Ancora due anni e Dolph Lundgren si trova protagonista nel film Il Vendicatore che, malgrado il titolo, è una riduzione cinematografica dell’antieroe Marvel The Punisher. Anche qui gli sceneggiatori decidono di lavorare un po’ sul plot e ne esce qualcosa d’indicibilmente brutto. Dopo aver distrutto due icone dei ragazzini del tempo, c’è una piccola risalita.

La risalita

Nel senso che Dolph Lundgren è chiamato per ruoli in film d’azione senza infamia e senza lode. Spesso pellicole che escono direttamente nel circuito televisivo e non fanno praticamente danno. Tutto sommato, si tratta di quei film che ti godi, perché non hai praticamente aspettative e risultano, alla fine, piacevoli ma trascurabili.

The Expendables

Bisogna aspettare il 2010 per vederlo in una pellicola ad alto budget che spacchi il botteghino, pur essendo fracassona e tamarra. Infatti, l’amico Sylvester Stallone lo prende nel cast del suo I Mercenari, saga action autoironica che ha il pregio di riunire assieme tutti gli eroi dei film di genere anni ’80 e che sicuramente avete visto.

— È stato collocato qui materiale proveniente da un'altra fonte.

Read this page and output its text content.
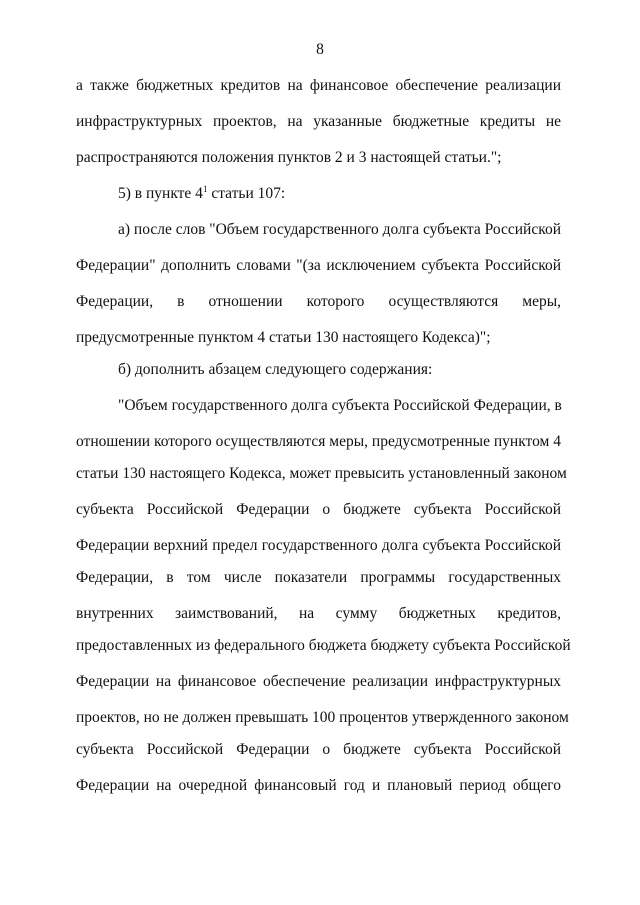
8
а также бюджетных кредитов на финансовое обеспечение реализации
инфраструктурных проектов, на указанные бюджетные кредиты не
распространяются положения пунктов 2 и 3 настоящей статьи.";
5) в пункте $4^1$ статьи 107:
а) после слов "Объем государственного долга субъекта Российской
Федерации" дополнить словами "(за исключением субъекта Российской
Федерации, в отношении которого осуществляются меры,
предусмотренные пунктом 4 статьи 130 настоящего Кодекса)";
б) дополнить абзацем следующего содержания:
"Объем государственного долга субъекта Российской Федерации, в
отношении которого осуществляются меры, предусмотренные пунктом 4
статьи 130 настоящего Кодекса, может превысить установленный законом
субъекта Российской Федерации о бюджете субъекта Российской
Федерации верхний предел государственного долга субъекта Российской
Федерации, в том числе показатели программы государственных
внутренних заимствований, на сумму бюджетных кредитов,
предоставленных из федерального бюджета бюджету субъекта Российской
Федерации на финансовое обеспечение реализации инфраструктурных
проектов, но не должен превышать 100 процентов утвержденного законом
субъекта Российской Федерации о бюджете субъекта Российской
Федерации на очередной финансовый год и плановый период общего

tutti i personaggi de I Mercenati schierati - nerdface

Sono ben tre i titoli della serie ed è molto buffo notare come nel primo film il suo rapporto col personaggio interpretato da Stallone sia quantomeno problematico, quasi rimandi a quel ring dove tutto cominciò. Inoltre, recentemente è stato anche il mafioso Konstantin Kovar, nella serie TV The Arrow, riuscendo a pulire, almeno un po’, la macchia lasciata nel mondo dei supereroi quando fu chiamato a interpretare il Punitore.

Un attore geniale

Dolph Lundgren non è un attore particolarmente dotato, fa il suo, ma non si urla al miracolo quando lo si vede in scena, sebbene nel secondo capitolo di Creed in molto giustamente lo abbiano indicato come la vera sorpresa del film sulle vicende del figlio di Apollo, all’interno dell’universo narrativo di Rocky. Forse è un uomo che ha trovato una passione, un qualcosa che lo diverte. D’altra parte, è dotato di un’intelligenza enorme e si stima abbia un QI di 160, lo stesso di Einstein; parla 5 lingue, compreso il giapponese, ed è dotato di una vera passione per le arti marziali e il body building.

Strane scelte

Ha costruito il suo fisico e l’ha utilizzato al cinema e poteva anche arrivare al debutto con un paio di anni d’anticipo, se non avesse rifiutato la parte del cattivo in Coraggio… Fatti ammazzare di Clint Eastwood. Scelte strane: se non sei un genio, si fa fatica a comprenderle. Lo abbiamo citato recentemente ne Il Buono, il Brutto e il Morto, pellicola tra action e western uscita nel mercato Home Video con Koch Media, e nel 2016 è stato protagonista del sequel di quel Un Poliziotto alle Elementari che fu di Arnold Schwarzenegger, purtroppo mettendo d’accordo critica e pubblico: bocciato. Ma non importa, noi gli vogliamo bene comunque. Anche perché, altrimenti, ci spiezza in due.